“Republicans Will Encourage Voting Before Election Day”

Walter Olson at Cato:

A more systematic benefit is that campaigns can save money and target their resources more effectively if supporters vote early. If a household is already recorded in the state database two weeks before Election Day as having voted, there’s no need to bombard it with last‐​minute mailings and phone calls.

There is also reason to believe that mail and drop box voting appeals to many constituencies among whom Republicans tend to do well, such as retirees and homemaking moms. In fact, until Trump chose to impose a different narrative, Republicans in many states were thought to be more skillful users of mail voting.

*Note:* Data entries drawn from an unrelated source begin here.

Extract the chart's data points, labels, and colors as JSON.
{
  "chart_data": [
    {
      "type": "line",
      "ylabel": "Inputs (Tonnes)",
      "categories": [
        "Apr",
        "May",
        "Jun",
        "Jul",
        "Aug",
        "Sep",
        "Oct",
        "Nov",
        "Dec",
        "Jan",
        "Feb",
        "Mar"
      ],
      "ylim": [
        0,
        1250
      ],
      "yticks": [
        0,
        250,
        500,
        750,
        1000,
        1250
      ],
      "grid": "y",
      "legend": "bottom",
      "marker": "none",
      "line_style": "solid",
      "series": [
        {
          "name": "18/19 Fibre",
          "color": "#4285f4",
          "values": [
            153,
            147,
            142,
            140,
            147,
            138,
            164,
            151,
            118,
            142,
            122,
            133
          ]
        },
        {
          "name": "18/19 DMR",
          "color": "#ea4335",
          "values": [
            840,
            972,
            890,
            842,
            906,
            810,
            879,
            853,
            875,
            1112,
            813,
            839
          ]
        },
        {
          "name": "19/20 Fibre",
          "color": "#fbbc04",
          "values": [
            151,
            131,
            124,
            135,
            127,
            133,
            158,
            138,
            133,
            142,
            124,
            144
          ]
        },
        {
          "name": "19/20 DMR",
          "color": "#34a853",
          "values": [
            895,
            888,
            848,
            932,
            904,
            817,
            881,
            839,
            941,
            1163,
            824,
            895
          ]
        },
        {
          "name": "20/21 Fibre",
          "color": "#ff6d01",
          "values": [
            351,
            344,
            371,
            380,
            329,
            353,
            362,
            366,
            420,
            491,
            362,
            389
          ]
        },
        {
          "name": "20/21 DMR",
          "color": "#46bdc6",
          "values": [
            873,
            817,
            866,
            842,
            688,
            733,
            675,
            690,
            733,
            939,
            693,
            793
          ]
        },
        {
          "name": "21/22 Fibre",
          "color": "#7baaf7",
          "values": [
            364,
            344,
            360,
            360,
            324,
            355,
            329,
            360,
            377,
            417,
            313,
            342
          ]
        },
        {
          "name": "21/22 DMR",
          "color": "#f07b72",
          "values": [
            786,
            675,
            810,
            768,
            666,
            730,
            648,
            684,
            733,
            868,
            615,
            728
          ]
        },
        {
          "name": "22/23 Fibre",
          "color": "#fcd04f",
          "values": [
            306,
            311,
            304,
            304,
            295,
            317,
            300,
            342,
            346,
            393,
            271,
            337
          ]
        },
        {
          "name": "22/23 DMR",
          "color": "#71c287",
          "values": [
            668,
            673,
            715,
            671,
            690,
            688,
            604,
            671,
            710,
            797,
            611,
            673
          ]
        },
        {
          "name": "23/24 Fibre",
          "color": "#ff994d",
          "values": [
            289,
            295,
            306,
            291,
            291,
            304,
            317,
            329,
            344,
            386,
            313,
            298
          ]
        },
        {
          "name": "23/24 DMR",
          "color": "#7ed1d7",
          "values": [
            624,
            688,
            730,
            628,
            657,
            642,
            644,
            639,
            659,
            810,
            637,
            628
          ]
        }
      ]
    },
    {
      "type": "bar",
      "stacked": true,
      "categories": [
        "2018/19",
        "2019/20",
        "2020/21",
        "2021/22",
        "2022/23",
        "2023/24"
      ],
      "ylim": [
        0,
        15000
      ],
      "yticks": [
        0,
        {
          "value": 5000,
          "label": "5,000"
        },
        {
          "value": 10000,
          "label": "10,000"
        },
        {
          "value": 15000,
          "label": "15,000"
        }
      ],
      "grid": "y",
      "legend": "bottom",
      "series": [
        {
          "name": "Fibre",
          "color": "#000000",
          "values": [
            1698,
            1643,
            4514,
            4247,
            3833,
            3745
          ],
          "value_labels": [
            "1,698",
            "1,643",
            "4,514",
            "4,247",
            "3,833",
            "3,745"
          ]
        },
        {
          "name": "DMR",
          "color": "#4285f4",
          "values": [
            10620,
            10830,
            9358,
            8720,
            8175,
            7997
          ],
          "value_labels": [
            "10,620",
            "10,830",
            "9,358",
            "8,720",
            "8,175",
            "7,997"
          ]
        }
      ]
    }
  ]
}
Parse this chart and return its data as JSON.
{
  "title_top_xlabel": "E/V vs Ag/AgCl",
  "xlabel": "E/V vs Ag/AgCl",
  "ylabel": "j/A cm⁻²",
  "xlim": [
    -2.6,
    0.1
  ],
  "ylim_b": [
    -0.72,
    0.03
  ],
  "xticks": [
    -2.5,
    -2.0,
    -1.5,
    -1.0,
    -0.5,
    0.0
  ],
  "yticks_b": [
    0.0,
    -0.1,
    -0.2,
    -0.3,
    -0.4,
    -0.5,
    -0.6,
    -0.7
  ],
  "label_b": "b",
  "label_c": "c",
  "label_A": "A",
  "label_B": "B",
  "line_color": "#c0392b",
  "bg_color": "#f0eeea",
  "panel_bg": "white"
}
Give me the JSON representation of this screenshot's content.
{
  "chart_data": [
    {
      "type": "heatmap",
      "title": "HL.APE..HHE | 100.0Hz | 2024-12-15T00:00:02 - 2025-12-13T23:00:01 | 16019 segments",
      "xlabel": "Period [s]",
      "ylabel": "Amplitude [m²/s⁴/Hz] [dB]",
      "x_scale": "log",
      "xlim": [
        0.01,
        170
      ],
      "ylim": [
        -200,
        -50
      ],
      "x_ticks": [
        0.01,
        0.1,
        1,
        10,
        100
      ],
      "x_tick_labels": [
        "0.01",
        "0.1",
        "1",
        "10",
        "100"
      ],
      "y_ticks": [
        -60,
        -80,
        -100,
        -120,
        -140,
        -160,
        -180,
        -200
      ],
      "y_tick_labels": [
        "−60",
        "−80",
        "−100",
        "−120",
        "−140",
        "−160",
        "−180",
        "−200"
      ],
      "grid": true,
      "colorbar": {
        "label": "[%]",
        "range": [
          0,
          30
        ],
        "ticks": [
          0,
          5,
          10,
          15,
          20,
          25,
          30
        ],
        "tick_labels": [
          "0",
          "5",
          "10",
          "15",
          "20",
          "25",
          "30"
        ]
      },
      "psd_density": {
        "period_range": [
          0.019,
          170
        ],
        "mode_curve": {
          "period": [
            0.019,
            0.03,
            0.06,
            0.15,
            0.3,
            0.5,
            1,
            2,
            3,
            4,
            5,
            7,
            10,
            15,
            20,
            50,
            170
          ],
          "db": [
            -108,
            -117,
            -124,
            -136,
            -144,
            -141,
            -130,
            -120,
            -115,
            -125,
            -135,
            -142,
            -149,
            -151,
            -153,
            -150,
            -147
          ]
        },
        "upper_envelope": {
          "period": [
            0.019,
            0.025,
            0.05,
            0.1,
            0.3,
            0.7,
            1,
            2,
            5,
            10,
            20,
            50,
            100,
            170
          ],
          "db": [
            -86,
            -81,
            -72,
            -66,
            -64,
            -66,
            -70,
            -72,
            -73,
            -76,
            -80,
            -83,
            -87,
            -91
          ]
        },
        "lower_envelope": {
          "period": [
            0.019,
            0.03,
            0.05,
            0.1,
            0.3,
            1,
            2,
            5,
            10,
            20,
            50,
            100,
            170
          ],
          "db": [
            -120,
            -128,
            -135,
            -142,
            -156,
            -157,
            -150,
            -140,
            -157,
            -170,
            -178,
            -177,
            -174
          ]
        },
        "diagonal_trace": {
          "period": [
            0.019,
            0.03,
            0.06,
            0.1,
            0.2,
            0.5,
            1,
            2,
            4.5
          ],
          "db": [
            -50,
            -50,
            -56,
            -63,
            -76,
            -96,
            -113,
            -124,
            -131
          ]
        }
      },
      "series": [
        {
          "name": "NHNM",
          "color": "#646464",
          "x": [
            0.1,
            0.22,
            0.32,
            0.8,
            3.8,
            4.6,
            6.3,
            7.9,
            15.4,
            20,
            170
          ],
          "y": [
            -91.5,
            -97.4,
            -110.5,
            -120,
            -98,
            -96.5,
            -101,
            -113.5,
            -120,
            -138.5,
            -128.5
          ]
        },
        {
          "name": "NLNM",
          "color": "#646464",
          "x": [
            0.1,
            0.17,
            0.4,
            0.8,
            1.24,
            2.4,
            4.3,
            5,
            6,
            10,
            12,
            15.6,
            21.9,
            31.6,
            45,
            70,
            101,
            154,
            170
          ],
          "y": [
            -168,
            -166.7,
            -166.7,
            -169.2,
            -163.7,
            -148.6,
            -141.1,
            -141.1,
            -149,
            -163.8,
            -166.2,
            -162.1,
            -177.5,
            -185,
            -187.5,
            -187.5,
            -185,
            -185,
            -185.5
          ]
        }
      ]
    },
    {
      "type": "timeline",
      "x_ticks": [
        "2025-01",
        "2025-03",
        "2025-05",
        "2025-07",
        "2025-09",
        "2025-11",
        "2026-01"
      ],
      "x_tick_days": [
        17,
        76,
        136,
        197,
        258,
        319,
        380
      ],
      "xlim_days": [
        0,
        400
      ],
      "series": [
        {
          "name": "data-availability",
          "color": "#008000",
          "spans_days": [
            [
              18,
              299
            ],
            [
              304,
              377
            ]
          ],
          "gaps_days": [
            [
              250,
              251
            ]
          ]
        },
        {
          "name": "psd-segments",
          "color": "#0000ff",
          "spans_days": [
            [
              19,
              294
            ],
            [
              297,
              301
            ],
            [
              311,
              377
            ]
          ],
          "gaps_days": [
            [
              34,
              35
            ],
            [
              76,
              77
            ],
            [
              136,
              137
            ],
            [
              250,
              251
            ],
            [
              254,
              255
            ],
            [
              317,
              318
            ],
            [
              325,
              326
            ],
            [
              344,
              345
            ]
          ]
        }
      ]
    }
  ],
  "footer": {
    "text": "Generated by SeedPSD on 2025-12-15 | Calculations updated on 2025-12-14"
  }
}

Partisan interest aside, there are two ways in which the interest of the nation as a whole is likely to be well served by the GOP’s return to course on this point. First, it abets distrust, polarization, and gamesmanship for one voting method to be seen as somehow “belonging to” one side. If early in‐​person voting is no longer perceived as a Democratic specialty, it will be easier for states to weigh impartially how much of it to schedule (from election administrators’ perspective, there are potential burdens in providing either too little or too much of it). Likewise for other methods.

The second ground for renewed optimism is that allowing voters to sort themselves more evenly between ballot channels will tend to dissipate the “red mirage” phenomenon in which one party jumps off to an early lead based on an early counting of votes that were cast its favored way, only to see that lead diminish and reverse as votes from the other party’s favored channels get counted.

It is hard to exaggerate how much damage the “red mirage” did in setting up the conditions for much of the public to be misled about the 2020 presidential election.